Except for the Basic Character Set as you mentioned, all of the rest of the character sets are implementation-defined. That means that they could be anything, but the implementation (that is, the C compiler/libraries/toolchain implementation) must document those decisions. The key paragraphs here are:
§3.4.1 implementation-defined behavior
unspecified behavior where each implementation documents how the choice is made
§3.4.2 locale-specific behavior
behavior that depends on local conventions of nationality, culture, and language that each implementation documents
§5.2.1.1 Character sets
Two sets of characters and their associated collating sequences shall be defined: the set in which source files are written (the source character set), and the set interpreted in the execution environment (the execution character set). Each set is further divided into a basic character set, whose contents are given by this subclause, and a set of zero or more locale-specific members (which are not members of the basic character set) called extended characters. The combined set is also called the extended character set. The values of the members of the execution character set are implementation-defined.
So, look at your C compiler's documentation to find out what the other character sets are. For example, in my man page for gcc, some of the command line options state:
-fexec-charset=charset
Set the execution character set, used for string and character
constants. The default is UTF-8. charset can be any encoding
supported by the system's "iconv" library routine.
-fwide-exec-charset=charset
Set the wide execution character set, used for wide string and
character constants. The default is UTF-32 or UTF-16, whichever
corresponds to the width of "wchar_t". As with -fexec-charset,
charset can be any encoding supported by the system's "iconv"

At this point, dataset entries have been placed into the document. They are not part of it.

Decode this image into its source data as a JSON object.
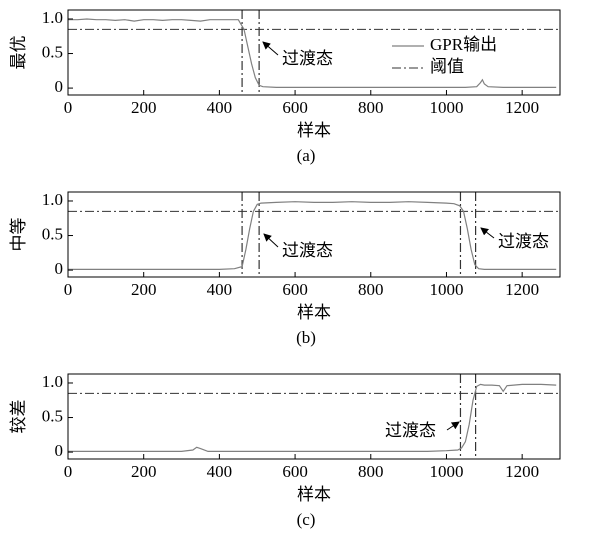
{
  "chart_data": [
    {
      "type": "line",
      "ylabel": "最优",
      "xlabel": "样本",
      "caption": "(a)",
      "xlim": [
        0,
        1300
      ],
      "ylim": [
        -0.1,
        1.13
      ],
      "xticks": [
        0,
        200,
        400,
        600,
        800,
        1000,
        1200
      ],
      "yticks": [
        0,
        0.5,
        {
          "value": 1,
          "label": "1.0"
        }
      ],
      "legend": "upper right",
      "x": [
        0,
        25,
        50,
        75,
        100,
        125,
        150,
        175,
        200,
        225,
        250,
        275,
        300,
        325,
        350,
        375,
        400,
        425,
        450,
        465,
        475,
        485,
        495,
        505,
        515,
        550,
        600,
        650,
        700,
        750,
        800,
        850,
        900,
        950,
        1000,
        1050,
        1080,
        1090,
        1095,
        1100,
        1110,
        1150,
        1200,
        1290
      ],
      "series": [
        {
          "name": "GPR输出",
          "color": "#808080",
          "values": [
            0.99,
            0.99,
            1.0,
            0.99,
            0.99,
            0.98,
            0.99,
            0.97,
            0.99,
            0.99,
            0.98,
            0.99,
            0.99,
            0.98,
            0.97,
            0.99,
            0.99,
            0.99,
            0.99,
            0.85,
            0.6,
            0.35,
            0.15,
            0.04,
            0.02,
            0.01,
            0.01,
            0.01,
            0.01,
            0.01,
            0.01,
            0.01,
            0.01,
            0.01,
            0.01,
            0.01,
            0.02,
            0.08,
            0.12,
            0.06,
            0.02,
            0.01,
            0.01,
            0.01
          ]
        }
      ],
      "threshold": {
        "name": "阈值",
        "value": 0.85,
        "color": "#333333"
      },
      "vlines": [
        460,
        505
      ],
      "annotations": [
        "过渡态"
      ]
    },
    {
      "type": "line",
      "ylabel": "中等",
      "xlabel": "样本",
      "caption": "(b)",
      "xlim": [
        0,
        1300
      ],
      "ylim": [
        -0.1,
        1.13
      ],
      "xticks": [
        0,
        200,
        400,
        600,
        800,
        1000,
        1200
      ],
      "yticks": [
        0,
        0.5,
        {
          "value": 1,
          "label": "1.0"
        }
      ],
      "x": [
        0,
        50,
        100,
        150,
        200,
        250,
        300,
        350,
        400,
        440,
        460,
        470,
        480,
        490,
        500,
        510,
        550,
        600,
        650,
        700,
        750,
        800,
        850,
        900,
        950,
        1000,
        1020,
        1035,
        1045,
        1055,
        1065,
        1075,
        1085,
        1100,
        1150,
        1200,
        1250,
        1290
      ],
      "series": [
        {
          "color": "#808080",
          "values": [
            0.01,
            0.01,
            0.01,
            0.01,
            0.01,
            0.01,
            0.01,
            0.01,
            0.01,
            0.02,
            0.05,
            0.3,
            0.6,
            0.85,
            0.95,
            0.97,
            0.98,
            0.99,
            0.98,
            0.98,
            0.99,
            0.98,
            0.98,
            0.99,
            0.98,
            0.97,
            0.96,
            0.93,
            0.85,
            0.6,
            0.3,
            0.08,
            0.02,
            0.01,
            0.01,
            0.01,
            0.01,
            0.01
          ]
        }
      ],
      "threshold": {
        "value": 0.85,
        "color": "#333333"
      },
      "vlines": [
        460,
        505,
        1037,
        1077
      ],
      "annotations": [
        "过渡态",
        "过渡态"
      ]
    },
    {
      "type": "line",
      "ylabel": "较差",
      "xlabel": "样本",
      "caption": "(c)",
      "xlim": [
        0,
        1300
      ],
      "ylim": [
        -0.1,
        1.13
      ],
      "xticks": [
        0,
        200,
        400,
        600,
        800,
        1000,
        1200
      ],
      "yticks": [
        0,
        0.5,
        {
          "value": 1,
          "label": "1.0"
        }
      ],
      "x": [
        0,
        50,
        100,
        150,
        200,
        250,
        300,
        330,
        340,
        350,
        370,
        400,
        450,
        500,
        550,
        600,
        650,
        700,
        750,
        800,
        850,
        900,
        950,
        1000,
        1030,
        1040,
        1050,
        1060,
        1070,
        1080,
        1090,
        1100,
        1120,
        1140,
        1150,
        1160,
        1200,
        1250,
        1290
      ],
      "series": [
        {
          "color": "#808080",
          "values": [
            0.01,
            0.01,
            0.01,
            0.01,
            0.01,
            0.01,
            0.01,
            0.03,
            0.07,
            0.05,
            0.01,
            0.01,
            0.01,
            0.01,
            0.01,
            0.01,
            0.01,
            0.01,
            0.01,
            0.01,
            0.01,
            0.01,
            0.01,
            0.02,
            0.03,
            0.06,
            0.15,
            0.4,
            0.75,
            0.95,
            0.98,
            0.97,
            0.97,
            0.96,
            0.88,
            0.96,
            0.98,
            0.98,
            0.97
          ]
        }
      ],
      "threshold": {
        "value": 0.85,
        "color": "#333333"
      },
      "vlines": [
        1037,
        1077
      ],
      "annotations": [
        "过渡态"
      ]
    }
  ]
}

library routine; however, you will have problems with encodings
that do not fit exactly in "wchar_t".
-finput-charset=charset
Set the input character set, used for translation from the
character set of the input file to the source character set used by
GCC. If the locale does not specify, or GCC cannot get this
information from the locale, the default is UTF-8. This can be
overridden by either the locale or this command line option.
Currently the command line option takes precedence if there's a
conflict. charset can be any encoding supported by the system's
"iconv" library routine.
To get a list of the encodings supported by iconv
, run iconv -l
. My system has 143 different encodings to choose from.